Una de las canciones más famosas del brit-pop de los noventa, prácticamente un himno, Common people, de Pulp, compuesta por Jarvis Cocker, relata la historia de una chica griega de la cual él se enamora mientras asisten al St. Martins College of Art and Design de Londres. El padre de la chica –que artículos de la prensa británica reciente han identificado con Danae Stratou, la mujer del exministro griego de Finanzas, Yannis Varoufakis– tiene mucho dinero, pero ella lo que realmente quiere es “vivir como la gente normal, hacer lo que hace la gente normal”. Es casi la tragedia de Diana… Quería ser una más, pero había nacido en una clase que no se lo permitía, de la cual no se podía escapar. La muerte, a pesar de todo, fue una liberación. Y también una amenaza, y una lección bien aprendida para la monarquía británica.

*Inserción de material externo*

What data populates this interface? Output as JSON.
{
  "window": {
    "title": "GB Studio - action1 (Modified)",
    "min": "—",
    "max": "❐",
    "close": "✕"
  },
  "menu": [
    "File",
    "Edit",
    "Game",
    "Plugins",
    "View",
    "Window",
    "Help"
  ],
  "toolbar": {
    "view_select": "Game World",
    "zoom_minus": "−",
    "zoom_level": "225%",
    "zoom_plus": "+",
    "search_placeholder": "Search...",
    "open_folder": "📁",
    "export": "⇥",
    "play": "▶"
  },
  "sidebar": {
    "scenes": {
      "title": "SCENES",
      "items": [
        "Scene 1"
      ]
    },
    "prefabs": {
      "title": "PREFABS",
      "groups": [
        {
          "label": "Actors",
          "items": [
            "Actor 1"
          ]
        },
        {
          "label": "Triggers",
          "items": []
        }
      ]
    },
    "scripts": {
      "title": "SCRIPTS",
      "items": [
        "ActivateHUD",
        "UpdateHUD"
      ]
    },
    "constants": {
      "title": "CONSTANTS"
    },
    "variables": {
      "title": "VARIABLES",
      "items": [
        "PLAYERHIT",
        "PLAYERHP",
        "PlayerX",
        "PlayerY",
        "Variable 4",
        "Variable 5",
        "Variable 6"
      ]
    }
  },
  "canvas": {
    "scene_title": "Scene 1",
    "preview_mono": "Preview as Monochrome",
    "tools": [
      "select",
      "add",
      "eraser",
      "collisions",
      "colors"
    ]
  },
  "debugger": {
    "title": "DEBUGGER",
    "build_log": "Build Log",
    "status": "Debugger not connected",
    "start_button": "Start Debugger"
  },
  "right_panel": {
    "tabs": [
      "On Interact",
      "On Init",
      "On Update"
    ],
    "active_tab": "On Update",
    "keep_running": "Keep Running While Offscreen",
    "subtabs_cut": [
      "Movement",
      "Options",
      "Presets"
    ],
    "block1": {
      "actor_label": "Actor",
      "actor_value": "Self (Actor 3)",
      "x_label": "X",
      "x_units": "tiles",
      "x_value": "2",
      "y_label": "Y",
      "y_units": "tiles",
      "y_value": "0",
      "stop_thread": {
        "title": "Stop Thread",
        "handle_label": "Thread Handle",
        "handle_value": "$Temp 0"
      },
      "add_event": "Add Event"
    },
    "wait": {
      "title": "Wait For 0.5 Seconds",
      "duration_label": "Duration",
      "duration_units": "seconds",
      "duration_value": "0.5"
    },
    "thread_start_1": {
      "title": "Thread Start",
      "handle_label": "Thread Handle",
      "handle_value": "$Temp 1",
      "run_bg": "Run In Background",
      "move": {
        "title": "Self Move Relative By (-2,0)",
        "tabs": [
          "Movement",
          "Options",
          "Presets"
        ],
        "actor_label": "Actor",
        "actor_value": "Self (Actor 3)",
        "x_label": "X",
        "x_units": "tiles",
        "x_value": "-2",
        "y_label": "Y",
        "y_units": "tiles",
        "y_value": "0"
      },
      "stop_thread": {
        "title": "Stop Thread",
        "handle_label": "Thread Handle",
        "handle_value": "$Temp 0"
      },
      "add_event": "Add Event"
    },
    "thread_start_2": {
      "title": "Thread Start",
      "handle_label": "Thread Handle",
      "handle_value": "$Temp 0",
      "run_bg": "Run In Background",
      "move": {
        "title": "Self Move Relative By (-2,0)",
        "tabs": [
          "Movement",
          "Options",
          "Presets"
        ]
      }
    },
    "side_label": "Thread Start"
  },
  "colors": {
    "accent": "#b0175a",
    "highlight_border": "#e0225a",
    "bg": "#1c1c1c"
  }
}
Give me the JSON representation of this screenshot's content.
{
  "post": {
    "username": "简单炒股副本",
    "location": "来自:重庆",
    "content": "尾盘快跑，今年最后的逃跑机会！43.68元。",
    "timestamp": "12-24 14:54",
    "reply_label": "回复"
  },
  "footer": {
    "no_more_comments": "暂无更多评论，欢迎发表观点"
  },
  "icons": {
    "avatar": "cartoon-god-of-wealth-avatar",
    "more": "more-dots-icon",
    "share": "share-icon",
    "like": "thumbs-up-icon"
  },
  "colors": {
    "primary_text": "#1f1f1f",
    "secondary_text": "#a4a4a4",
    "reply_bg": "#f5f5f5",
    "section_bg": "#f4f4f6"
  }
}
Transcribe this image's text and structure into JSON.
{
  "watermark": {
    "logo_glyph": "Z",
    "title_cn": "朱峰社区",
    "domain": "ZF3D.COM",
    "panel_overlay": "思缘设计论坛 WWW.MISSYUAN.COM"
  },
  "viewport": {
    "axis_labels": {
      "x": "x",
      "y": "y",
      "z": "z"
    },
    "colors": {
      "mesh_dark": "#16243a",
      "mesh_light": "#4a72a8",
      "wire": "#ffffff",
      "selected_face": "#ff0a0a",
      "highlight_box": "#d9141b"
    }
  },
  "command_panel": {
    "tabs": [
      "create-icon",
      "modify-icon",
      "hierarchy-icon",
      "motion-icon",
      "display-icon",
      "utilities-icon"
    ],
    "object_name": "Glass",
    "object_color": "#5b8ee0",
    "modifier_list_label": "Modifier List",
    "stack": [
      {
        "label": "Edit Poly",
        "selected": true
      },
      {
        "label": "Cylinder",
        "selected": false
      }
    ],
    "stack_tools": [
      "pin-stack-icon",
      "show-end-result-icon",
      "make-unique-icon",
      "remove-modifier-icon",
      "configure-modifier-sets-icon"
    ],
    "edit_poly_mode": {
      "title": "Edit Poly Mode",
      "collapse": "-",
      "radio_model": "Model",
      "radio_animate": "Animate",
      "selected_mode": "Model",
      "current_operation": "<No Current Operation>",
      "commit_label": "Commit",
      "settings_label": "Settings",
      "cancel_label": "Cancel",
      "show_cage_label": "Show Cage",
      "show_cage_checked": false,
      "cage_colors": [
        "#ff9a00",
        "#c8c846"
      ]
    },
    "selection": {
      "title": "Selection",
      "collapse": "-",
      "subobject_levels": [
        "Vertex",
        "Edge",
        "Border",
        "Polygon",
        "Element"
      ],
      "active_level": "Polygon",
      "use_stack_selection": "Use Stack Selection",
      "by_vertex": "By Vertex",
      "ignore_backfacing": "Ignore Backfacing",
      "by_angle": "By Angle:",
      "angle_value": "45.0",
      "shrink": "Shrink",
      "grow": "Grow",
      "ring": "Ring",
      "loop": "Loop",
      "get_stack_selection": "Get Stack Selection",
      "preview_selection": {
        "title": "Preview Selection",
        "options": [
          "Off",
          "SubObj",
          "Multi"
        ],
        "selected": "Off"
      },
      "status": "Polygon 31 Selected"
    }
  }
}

Veinticinco años después, Elton John se ha rendido a la evidencia. La corona, al menos Isabel II, siempre gana. Otra historia será la pareja Carlos y Camila.
Los despojos de Diana Spencer reposan en una pequeña isla que hay en el lago Oval de Althorp Estate, y si tiene muchas visitas estos días es y será por pura nostalgia. Porque recordar a la Diana liberada del yugo real es una forma de recordar el Reino Unido de los años de Blair, a pesar de todo, y especialmente a pesar de Irak, los mejores años de este país en décadas, si bien el Nuevo Laborismo solo llegó para darlos por terminados… Y sí, también es el recuerdo de algunas de las mejores canciones del brit-pop: Y no la endulzada Candle in the wind, sino Common people o Wonderwall, de Oasis.
El fantasma de Diana todavía las baila como bailó ella misma con John Travolta en la Casa Blanca el Saturday night fever y otras piezas muy populares del momento en una visita que hizo con Carlos al presidente Ronald Reagan y a su mujer, Nancy, el noviembre del 1985. Un baile para la eternidad, un vestido –el Travolta dress– para la historia de los cuentos de hadas, y unas imágenes inolvidables, como tantas y tantas que regaló esta mujer sufrida y enigmática, privilegiada y desgraciada, víctima y cómplice, el mejor o el único bien de Dios de la realeza inglesa desde que Cromwell le cortó la cabeza a Carlos I en 1649.